L’abbé nous révèle [12] que le terme d’ophite, sous lequel les Anciens désignaient d’autres roches, également verdâtres à couleur peau de serpent, lui a été suggéré (à côté de celui, possible, de « granitelle ») par le chimiste Bayen. Celui-ci analysa des échantillons que le Béarnais lui remit en 1777. Un temps, en butte aux contestations de naturalistes consultés par lui, Palassou parla de la « pierre verdâtre des Pyrénées » [10, p. 41]. Plus tard, il admit la synonymie de son ophite avec la « diabase de M. Broignard » [= Brongniart], le « trapp » des Suédois, le « grunstein » de Gottlob Werner [13, p. 139-153]. Il discutera les liens et les différences avec la serpentine (certains observateurs lui assimilaient l’ophite) et avec le « pyroxène en roche » ou « schorl en masse ».

L’abbé a toujours considéré que son ophite résultait de la recristallisation de matières argileuses. La voyant associée à des calcaires, il s’est acharné à tenter d’établir la situation relative des deux roches, constatant aussi le voisinage de gypses (qui peuvent, dit-il, dériver de l’action d’acide sulfurique sur du calcaire) et de « schistes ». Dans le bassin de Bedous, la « peyre-franque », « pierre calcaire jaunâtre, solide, dure, à nombreux trous », qui doit correspondre à notre actuelle « cargneule », accompagne l’ophite, dite ici « nioure ». Dans les environs de Dax et de Salies (de Béarn), des marnes à « cristaux de quartz rouge, opaque, connus sous le nom d’Hyacinthes de Compostelle » lui sont également associées. Cette description est exactement celle des termes du Trias des Pyrénées et d’Aquitaine !

Palassou discutera longuement de l’âge de l’ophite, que certains estimaient « primitive » mais que lui pense, du fait de l’association avec des calcaires, « de seconde origine » [12, p. 191]. Se fiant à des dispositifs locaux, il conclura [12, p. 305] que l’ophite de Dax est antérieure aux calcaires, gypse, etc., voisins, alors que l’« ophite des Pyrénées » paraît de même âge que les calcaires et schistes « alternants ».

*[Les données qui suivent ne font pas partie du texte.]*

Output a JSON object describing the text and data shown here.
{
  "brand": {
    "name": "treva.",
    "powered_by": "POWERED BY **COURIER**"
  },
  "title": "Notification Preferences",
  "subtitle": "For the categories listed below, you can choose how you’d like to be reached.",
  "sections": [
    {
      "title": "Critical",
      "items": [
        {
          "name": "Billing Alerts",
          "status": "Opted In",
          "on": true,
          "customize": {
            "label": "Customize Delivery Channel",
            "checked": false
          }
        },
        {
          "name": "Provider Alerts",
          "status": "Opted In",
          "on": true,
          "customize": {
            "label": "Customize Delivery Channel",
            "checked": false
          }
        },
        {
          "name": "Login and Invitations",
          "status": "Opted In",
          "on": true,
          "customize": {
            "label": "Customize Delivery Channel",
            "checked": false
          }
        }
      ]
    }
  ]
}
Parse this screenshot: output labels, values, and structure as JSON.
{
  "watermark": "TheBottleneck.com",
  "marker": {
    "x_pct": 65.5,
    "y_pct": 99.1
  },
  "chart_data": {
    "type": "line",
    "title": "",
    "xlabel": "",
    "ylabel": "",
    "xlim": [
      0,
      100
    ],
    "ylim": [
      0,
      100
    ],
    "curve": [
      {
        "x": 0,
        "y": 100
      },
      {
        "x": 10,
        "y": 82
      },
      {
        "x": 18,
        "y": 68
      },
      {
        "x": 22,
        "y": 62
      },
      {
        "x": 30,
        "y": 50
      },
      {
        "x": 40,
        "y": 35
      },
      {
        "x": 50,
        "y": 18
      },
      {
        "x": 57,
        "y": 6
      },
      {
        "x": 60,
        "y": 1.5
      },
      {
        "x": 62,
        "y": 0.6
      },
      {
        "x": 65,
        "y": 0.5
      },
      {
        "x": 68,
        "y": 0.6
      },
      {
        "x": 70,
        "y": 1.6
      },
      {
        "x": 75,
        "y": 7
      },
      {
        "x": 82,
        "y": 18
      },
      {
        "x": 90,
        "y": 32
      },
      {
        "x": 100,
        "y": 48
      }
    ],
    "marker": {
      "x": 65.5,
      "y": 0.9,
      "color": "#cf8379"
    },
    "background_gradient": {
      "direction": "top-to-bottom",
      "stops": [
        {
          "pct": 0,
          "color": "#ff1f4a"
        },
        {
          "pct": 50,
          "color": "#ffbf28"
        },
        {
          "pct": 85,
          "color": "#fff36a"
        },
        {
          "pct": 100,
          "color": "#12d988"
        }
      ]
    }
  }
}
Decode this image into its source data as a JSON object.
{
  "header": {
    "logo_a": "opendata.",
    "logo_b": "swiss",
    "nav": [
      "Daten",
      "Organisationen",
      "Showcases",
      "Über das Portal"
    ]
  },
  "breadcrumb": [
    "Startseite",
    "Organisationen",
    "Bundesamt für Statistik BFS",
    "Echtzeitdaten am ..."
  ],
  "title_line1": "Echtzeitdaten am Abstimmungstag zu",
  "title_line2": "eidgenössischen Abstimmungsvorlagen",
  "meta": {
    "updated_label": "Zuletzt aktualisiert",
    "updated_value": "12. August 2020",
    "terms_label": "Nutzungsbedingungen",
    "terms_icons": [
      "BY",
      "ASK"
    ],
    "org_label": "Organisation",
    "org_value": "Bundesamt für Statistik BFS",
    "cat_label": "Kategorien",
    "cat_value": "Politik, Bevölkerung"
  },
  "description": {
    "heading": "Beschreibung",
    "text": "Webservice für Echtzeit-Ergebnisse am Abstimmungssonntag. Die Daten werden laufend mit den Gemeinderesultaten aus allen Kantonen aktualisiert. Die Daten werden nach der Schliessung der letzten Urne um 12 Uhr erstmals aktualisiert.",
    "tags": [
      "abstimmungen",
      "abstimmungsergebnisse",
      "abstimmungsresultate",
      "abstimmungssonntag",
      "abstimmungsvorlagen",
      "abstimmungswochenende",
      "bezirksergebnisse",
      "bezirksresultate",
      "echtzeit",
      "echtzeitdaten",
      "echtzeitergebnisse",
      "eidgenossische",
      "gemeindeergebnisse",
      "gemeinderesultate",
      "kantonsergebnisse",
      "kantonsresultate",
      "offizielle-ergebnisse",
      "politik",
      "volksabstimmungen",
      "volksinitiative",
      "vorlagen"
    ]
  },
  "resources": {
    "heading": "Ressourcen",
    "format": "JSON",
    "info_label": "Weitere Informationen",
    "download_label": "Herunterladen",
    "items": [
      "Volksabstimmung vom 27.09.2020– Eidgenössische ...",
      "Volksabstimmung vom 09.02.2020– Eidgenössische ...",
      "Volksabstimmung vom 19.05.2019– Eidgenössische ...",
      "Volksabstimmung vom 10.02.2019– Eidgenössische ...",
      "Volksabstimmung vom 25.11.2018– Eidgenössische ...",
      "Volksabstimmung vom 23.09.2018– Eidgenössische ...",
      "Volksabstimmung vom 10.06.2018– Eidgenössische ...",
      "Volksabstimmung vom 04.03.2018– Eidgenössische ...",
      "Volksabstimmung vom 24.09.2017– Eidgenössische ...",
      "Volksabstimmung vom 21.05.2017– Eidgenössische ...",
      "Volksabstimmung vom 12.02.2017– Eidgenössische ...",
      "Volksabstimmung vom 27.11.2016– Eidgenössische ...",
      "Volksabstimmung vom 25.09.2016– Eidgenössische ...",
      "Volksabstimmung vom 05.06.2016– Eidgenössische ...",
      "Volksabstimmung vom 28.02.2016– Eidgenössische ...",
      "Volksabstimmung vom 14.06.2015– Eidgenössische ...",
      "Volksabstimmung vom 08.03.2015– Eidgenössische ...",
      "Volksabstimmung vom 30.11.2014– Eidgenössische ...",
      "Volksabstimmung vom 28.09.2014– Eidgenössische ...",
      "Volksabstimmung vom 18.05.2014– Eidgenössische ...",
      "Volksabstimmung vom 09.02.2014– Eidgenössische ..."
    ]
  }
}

L’abbé s’est toujours heurté à maintes oppositions. Ainsi le naturaliste J. F. Borda d’Oro (1718-1804) qualifiait de « basalte » la roche des environs de Dax, ce dont se gausse le Béarnais du fait de l’absence de vraies laves et de basaltes prismés, comme il le fit remarquer à Borda lors de la visite qu’il lui fit. Dolomieu, à propos du gisement-type de Pouzac dont Palassou lui avait envoyé des échantillons à Barèges en août 1782 [cf. Durand-Delga, 2002, op. cit.], tout en éliminant une origine « volcanique » du fait de l’absence de « basaltes prismatiques », voyait dans l’ophite « un produit du feu », ce qu’Alfred Lacroix, en 1918, traduira en parlant de massif intrusif.

Palassou s’est amèrement plaint [11, p. 296-298] que sa découverte de l’ophite ait été suivie de 25 ans de silence de la part des autres naturalistes. Ce ne fut pas le cas par la suite, la plupart des observateurs contestant l’origine sédimentaire de l’ophite, à laquelle Palassou s’accrochera jusqu’à sa mort. Cela entraînera l’acrimonie et même la tristesse du vieux savant, perceptible dans sa correspondance avec Jean de Charpentier – qu’il avait voulu convaincre, mais en vain – et avec Picot de Lapeyrouse.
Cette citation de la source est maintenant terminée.